In the github example, the developer prefers to run a bunch of custom scripts in order to generate an archive, process it, and upload it to test flight. In my case, I decided to simplify these steps as much as possible.

So, with that out of the way, let’s see how can we make this happen:

Xcode

Some changes need to be made to the project itself, first. There must be a build configuration that has the code signing and provisioning profile set manually. In my case, I created a new build configuration, and set up the code signing and previously created provisioning profile:

image

You can use Release if you like, or call it Distribution, just make sure you take note of which build configuration is using the distribution identity.

This means we don’t need the testflight.sh script in the github repo.

Environment

In order to upload your build to hockey, or any other service really, you need an access token. In order to secure the token and conveniently change it through UI, we will set it up through Circle CI project settings.

Remember the exported private key p12 file that you password protected? Remember how I said to take note of the password? Here is where we will use that password, as well.

Just go over to the project settings on circle CI, and set up the environment variables with HOCKEYAPP_TOKEN and KEY_PASSWORD. The hockeyapp token can be generated from the user account settings -> API Tokens.

Here is how it should look like (you don’t need all of those):

image

Scripts

The scripts we will be using can be grabbed from the aforementioned github repo. We only need the add-key.sh and remove-key.sh scripts. Just grab them for now, and we will see where they go in a bit.

Circle.yml

circle.yml is a configuration file for circle CI that we need to setup. If you don’t already have that file, please create it at the root of your repository.

Now, for the easiest possible solution, I use Shenzhen for build and distribution. Notice the -c Distribution flag is to choose the build configuration we already setup.

You are free to use xcodebuild, xctool, or whatever you wish, but if you do that and still want to leverage Shenzhen distribution, you must also use xcrun to get an ipa file.
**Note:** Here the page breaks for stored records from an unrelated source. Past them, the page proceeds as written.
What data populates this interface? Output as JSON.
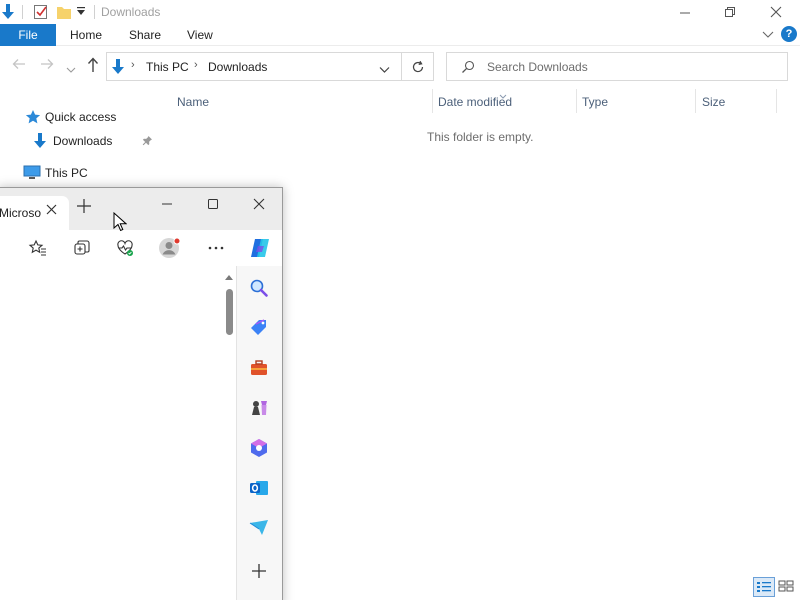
{
  "explorer": {
    "title": "Downloads",
    "ribbon": {
      "file_label": "File",
      "home_label": "Home",
      "share_label": "Share",
      "view_label": "View",
      "help_label": "?"
    },
    "address": {
      "part1": "This PC",
      "part2": "Downloads"
    },
    "search": {
      "placeholder": "Search Downloads"
    },
    "nav_pane": {
      "quick_access": "Quick access",
      "downloads": "Downloads",
      "this_pc": "This PC"
    },
    "columns": {
      "name": "Name",
      "date_modified": "Date modified",
      "type": "Type",
      "size": "Size"
    },
    "empty_message": "This folder is empty.",
    "colors": {
      "accent": "#1979ca",
      "column_header": "#4c607a"
    }
  },
  "edge": {
    "tab_title": "Microsoft",
    "icons": {
      "toolbar": [
        "favorites-icon",
        "collections-icon",
        "browser-essentials-icon",
        "profile-icon",
        "more-icon",
        "copilot-icon"
      ],
      "sidebar": [
        "search-icon",
        "shopping-icon",
        "tools-icon",
        "games-icon",
        "microsoft-365-icon",
        "outlook-icon",
        "drop-icon",
        "add-icon"
      ]
    }
  }
}
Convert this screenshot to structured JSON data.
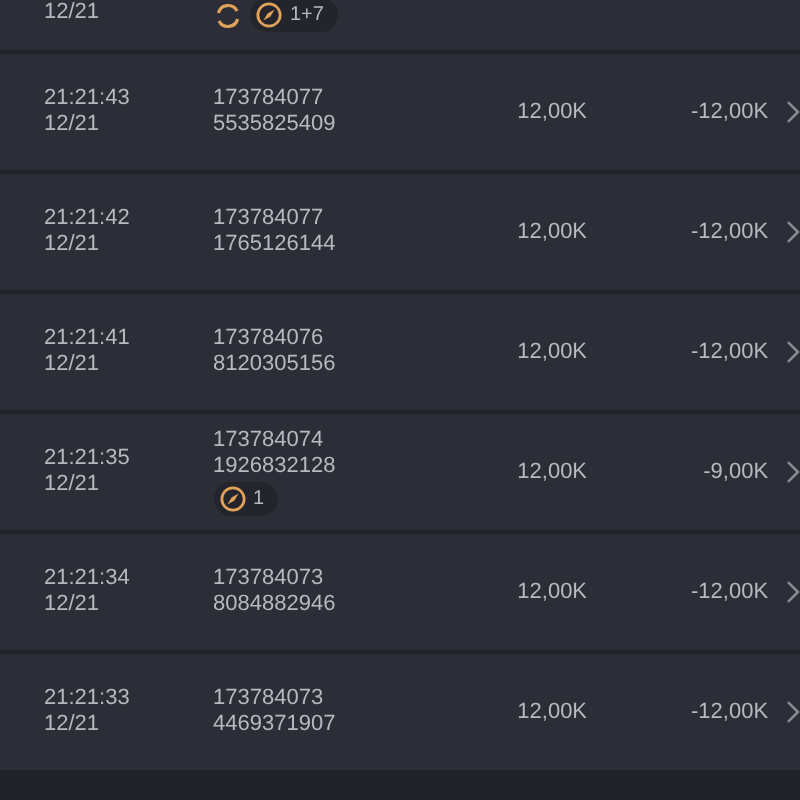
{
  "cut_row": {
    "date": "12/21",
    "badges": [
      {
        "kind": "refresh"
      },
      {
        "kind": "pill",
        "count": "1+7"
      }
    ]
  },
  "rows": [
    {
      "time": "21:21:43",
      "date": "12/21",
      "id": "173784077",
      "ticket": "5535825409",
      "amount": "12,00K",
      "net": "-12,00K",
      "badges": []
    },
    {
      "time": "21:21:42",
      "date": "12/21",
      "id": "173784077",
      "ticket": "1765126144",
      "amount": "12,00K",
      "net": "-12,00K",
      "badges": []
    },
    {
      "time": "21:21:41",
      "date": "12/21",
      "id": "173784076",
      "ticket": "8120305156",
      "amount": "12,00K",
      "net": "-12,00K",
      "badges": []
    },
    {
      "time": "21:21:35",
      "date": "12/21",
      "id": "173784074",
      "ticket": "1926832128",
      "amount": "12,00K",
      "net": "-9,00K",
      "badges": [
        {
          "kind": "pill",
          "count": "1"
        }
      ]
    },
    {
      "time": "21:21:34",
      "date": "12/21",
      "id": "173784073",
      "ticket": "8084882946",
      "amount": "12,00K",
      "net": "-12,00K",
      "badges": []
    },
    {
      "time": "21:21:33",
      "date": "12/21",
      "id": "173784073",
      "ticket": "4469371907",
      "amount": "12,00K",
      "net": "-12,00K",
      "badges": []
    }
  ]
}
I will not cover that part, as I will be using shenzhen for everything.

Shenzhen will need a hockeyapp token, and notice we will be using the environment variable we already set in the circle CI UI previously.

dependencies:
  pre:
    - sudo gem install shenzhen
test:
  override:
    - ./scripts/add-key.sh
    - ipa build -c Distribution
    - ./scripts/remove-key.sh
deployment:
  hockey:
    branch: master
    commands:
      - ipa distribute:hockeyapp -m "circleci build" --token $HOCKEYAPP_TOKEN

The Files

Now, copy all the files we covered in this post so you have the following hierarchy:

  • ROOT
    • circle.yml
    • scripts
      • dist.cer
      • dist.p12
      • apple.cer
      • add-key.sh
      • remove-key.sh
      • profile
        • blah.mobileprovision

Bringing It All Together

Takes a Deep Breath

In a Nutshell

So, we created all the certs, profiles, app ids, and configured the xcode project with those by adding a new build configuration. Then, dropped those files along some scripts into the repo, configured the circle.yml to generate a signed build, and uploaded the build using shenzhen.

Conclusion

Frankly, using shenzhen is a bit cumbersome since it has tons of dependencies on different distribution platforms, but it is just so darn simple. I will eventually move away from it, but for now it works well.

There might be minor issues regarding ASCII stuff, just define the LC_CTYPE to utf-8 or something, unfortunately I don’t remember why I did that part.

With all that done, you should be able to upload test through circle ci!